The structural choice component allows you to add editorial selectable content types. For example, you can let the editorial user choose between using a video, image, or perhaps a relation to represent a component. Meaning the same component has two possible types while still keeping the semantic integrity.
Any component available in Crystallize can be added as one of the multiple choices in the structural choice component. The screenshot below shows how you can model a polymorphic hero component for a product. Typically the main media asset represents the product.
When selling products that have different properties you want to be able to keep the semantic descriptions of similar attributes. E.g. a TV and a refrigerator could be modeled as the same product but with different properties.
This is useful in contexts when you want to compare properties of similar products or to build more relevant search facets.
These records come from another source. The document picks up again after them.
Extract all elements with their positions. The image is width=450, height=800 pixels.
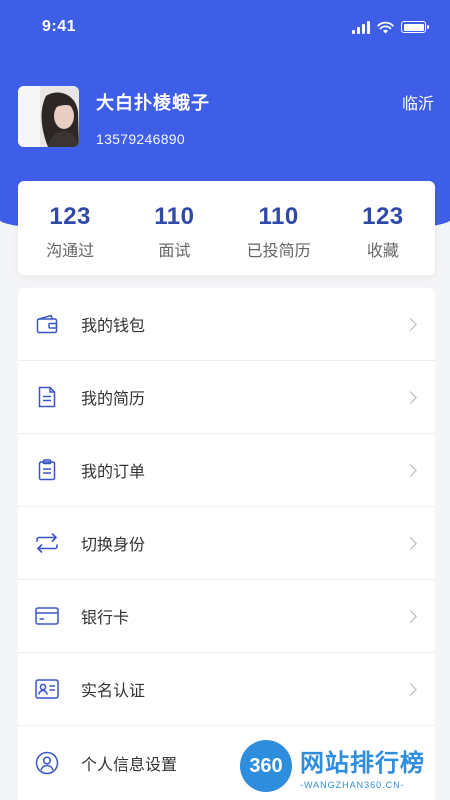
stats-card: 123 沟通过 110 面试 110 已投简历 123 收藏 (18, 181, 435, 275)
profile-section: 大白扑棱蛾子 13579246890 临沂 (18, 86, 438, 148)
chevron-right-icon (404, 463, 417, 477)
status-time: 9:41 (42, 18, 77, 35)
status-bar: 9:41 (0, 0, 450, 54)
menu-item-wallet[interactable]: 我的钱包 (18, 288, 435, 361)
watermark-badge: 360 (240, 740, 292, 792)
order-icon (35, 458, 59, 482)
watermark-logo: 360 网站排行榜 -WANGZHAN360.CN- (240, 736, 446, 796)
menu-list: 我的钱包 我的简历 我的订单 切换身份 银行卡 实名认证 个人信息设置 (18, 288, 435, 800)
resume-icon (35, 385, 59, 409)
menu-item-verification[interactable]: 实名认证 (18, 653, 435, 726)
user-phone: 13579246890 (96, 131, 185, 147)
stat-value: 123 (362, 203, 404, 230)
city-selector[interactable]: 临沂 (402, 90, 434, 114)
chevron-right-icon (404, 317, 417, 331)
menu-label: 我的简历 (81, 391, 146, 408)
menu-item-bank-card[interactable]: 银行卡 (18, 580, 435, 653)
menu-label: 切换身份 (81, 537, 146, 554)
stat-label: 收藏 (366, 243, 399, 260)
stat-favorites[interactable]: 123 收藏 (331, 181, 435, 275)
user-name: 大白扑棱蛾子 (96, 93, 210, 113)
watermark-subtitle: -WANGZHAN360.CN- (300, 779, 405, 790)
chevron-right-icon (404, 609, 417, 623)
stat-label: 已投简历 (246, 243, 311, 260)
avatar[interactable] (18, 86, 79, 147)
menu-label: 我的钱包 (81, 318, 146, 335)
status-icons (352, 20, 429, 34)
menu-label: 银行卡 (81, 610, 130, 627)
wifi-icon (377, 21, 394, 33)
stat-contacted[interactable]: 123 沟通过 (18, 181, 122, 275)
menu-item-switch-role[interactable]: 切换身份 (18, 507, 435, 580)
menu-label: 实名认证 (81, 683, 146, 700)
stat-label: 沟通过 (46, 243, 95, 260)
stat-label: 面试 (158, 243, 191, 260)
battery-icon (401, 21, 429, 33)
menu-item-orders[interactable]: 我的订单 (18, 434, 435, 507)
profile-info: 大白扑棱蛾子 13579246890 (96, 86, 210, 148)
menu-label: 个人信息设置 (81, 756, 178, 774)
stat-applied[interactable]: 110 已投简历 (227, 181, 331, 275)
stat-value: 110 (258, 203, 299, 230)
menu-item-resume[interactable]: 我的简历 (18, 361, 435, 434)
id-card-icon (35, 677, 59, 701)
switch-icon (35, 531, 59, 555)
stat-interview[interactable]: 110 面试 (122, 181, 226, 275)
bank-card-icon (35, 604, 59, 628)
watermark-title: 网站排行榜 (300, 749, 425, 777)
menu-label: 我的订单 (81, 464, 146, 481)
user-icon (35, 751, 59, 775)
chevron-right-icon (404, 536, 417, 550)
wallet-icon (35, 312, 59, 336)
signal-icon (352, 20, 370, 34)
chevron-right-icon (404, 390, 417, 404)
chevron-right-icon (404, 682, 417, 696)
stat-value: 123 (49, 203, 91, 230)
stat-value: 110 (154, 203, 195, 230)
watermark-text: 网站排行榜 -WANGZHAN360.CN- (300, 743, 425, 790)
You might want to compare the properties of all 65 inch TVs.
Below is a screenshot of a simplified version of specs modeled for TV and fridge. Flexible.
The goal of the choice component in Crystallize is to keep the semantic integrity of your data while still keeping a great editorial experience.
Below you see the initial screen of the product we modeled with two choice components. One for hero media and one for properties. As an editor I simply choose.
Once the choice is done you simply have the fields to add content to. Here specifically you have an image for the hero media and a properties table for screen specifications. The shape has changed its component types based on the user’s selection, but still keeping the semantic integrity🤓.
You can of course extend the shape as required with the powerful content modeling capabilities.